Gypsy Tailwind plays songs about life, about its tricks, pains, and joys. On one cold, drizzling evening in March, I’m invited to watch and listen as their songs unfold. The band rehearses in a garage studio in South Portland. They come together like a family comes together—effortlessly, naturally. During their rehearsal, the atmosphere feels serious yet playful. I sense that blend of acceptance and irritation and candor one usually only finds at family dinners.

To warm up, they launch into “The Long Drive Home from Montreal.” Connor, accompanied by McGeachey, sings:

It’s a long drive home from Montreal
I could see your face Coming up from the road
When I stare into those lashly eyes
I know the place I’ve got to be
With you laying next to me…
Won’t you wait, wait for me, wait for me?

This last phrase is ardent, earnest, powerful. Whatever was on Connor’s mind when he wrote the song, I feel, somehow, like he’s not singing to me or to his audience, but to music itself.

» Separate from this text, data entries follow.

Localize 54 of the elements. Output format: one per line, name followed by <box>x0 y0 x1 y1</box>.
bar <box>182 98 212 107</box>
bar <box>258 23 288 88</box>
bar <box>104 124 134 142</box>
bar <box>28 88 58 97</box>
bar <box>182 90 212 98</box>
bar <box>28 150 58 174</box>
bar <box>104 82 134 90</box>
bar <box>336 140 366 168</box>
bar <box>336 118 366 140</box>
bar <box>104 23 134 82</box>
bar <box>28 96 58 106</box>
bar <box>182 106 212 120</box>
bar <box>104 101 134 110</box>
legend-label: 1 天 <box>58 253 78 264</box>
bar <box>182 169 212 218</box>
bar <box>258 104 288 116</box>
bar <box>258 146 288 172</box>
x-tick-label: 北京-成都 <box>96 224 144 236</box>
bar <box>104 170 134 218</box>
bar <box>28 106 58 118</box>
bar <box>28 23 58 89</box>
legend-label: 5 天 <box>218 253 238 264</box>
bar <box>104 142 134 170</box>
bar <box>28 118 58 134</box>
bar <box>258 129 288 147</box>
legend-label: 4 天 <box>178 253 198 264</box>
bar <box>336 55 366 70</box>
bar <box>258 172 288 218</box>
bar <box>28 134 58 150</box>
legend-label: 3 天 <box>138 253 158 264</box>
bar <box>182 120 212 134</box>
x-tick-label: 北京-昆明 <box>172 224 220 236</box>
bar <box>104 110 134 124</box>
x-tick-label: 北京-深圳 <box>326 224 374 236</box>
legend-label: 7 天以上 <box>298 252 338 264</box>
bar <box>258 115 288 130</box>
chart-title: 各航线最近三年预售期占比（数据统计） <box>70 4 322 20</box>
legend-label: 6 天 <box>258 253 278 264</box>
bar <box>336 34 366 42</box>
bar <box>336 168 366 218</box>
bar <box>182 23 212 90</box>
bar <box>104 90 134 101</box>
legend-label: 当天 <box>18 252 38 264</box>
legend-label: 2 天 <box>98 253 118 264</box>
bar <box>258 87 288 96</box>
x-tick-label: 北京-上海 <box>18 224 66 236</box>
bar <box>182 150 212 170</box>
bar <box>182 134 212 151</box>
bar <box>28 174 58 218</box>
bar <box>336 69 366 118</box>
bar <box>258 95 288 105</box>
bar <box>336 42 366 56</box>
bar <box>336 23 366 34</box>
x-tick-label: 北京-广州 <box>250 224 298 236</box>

After the song concludes, the group debates. They laugh at each other, nudge each other, debate some more, try it again. Watching them, I am struck by their sibling-like mood and mannerisms. These are experienced musicians, people who have lived full and complicated lives. They’re not naive. And yet when they come together like this, their earnestness is palpable, and their unrestrained curiosity reminds me of childhood—of brothers and sisters inventing new worlds together, building something, and then, when it’s done, grinning at each other. They are full of impatient wonder. They are in the midst of serious play. And they want only one thing: to do it again.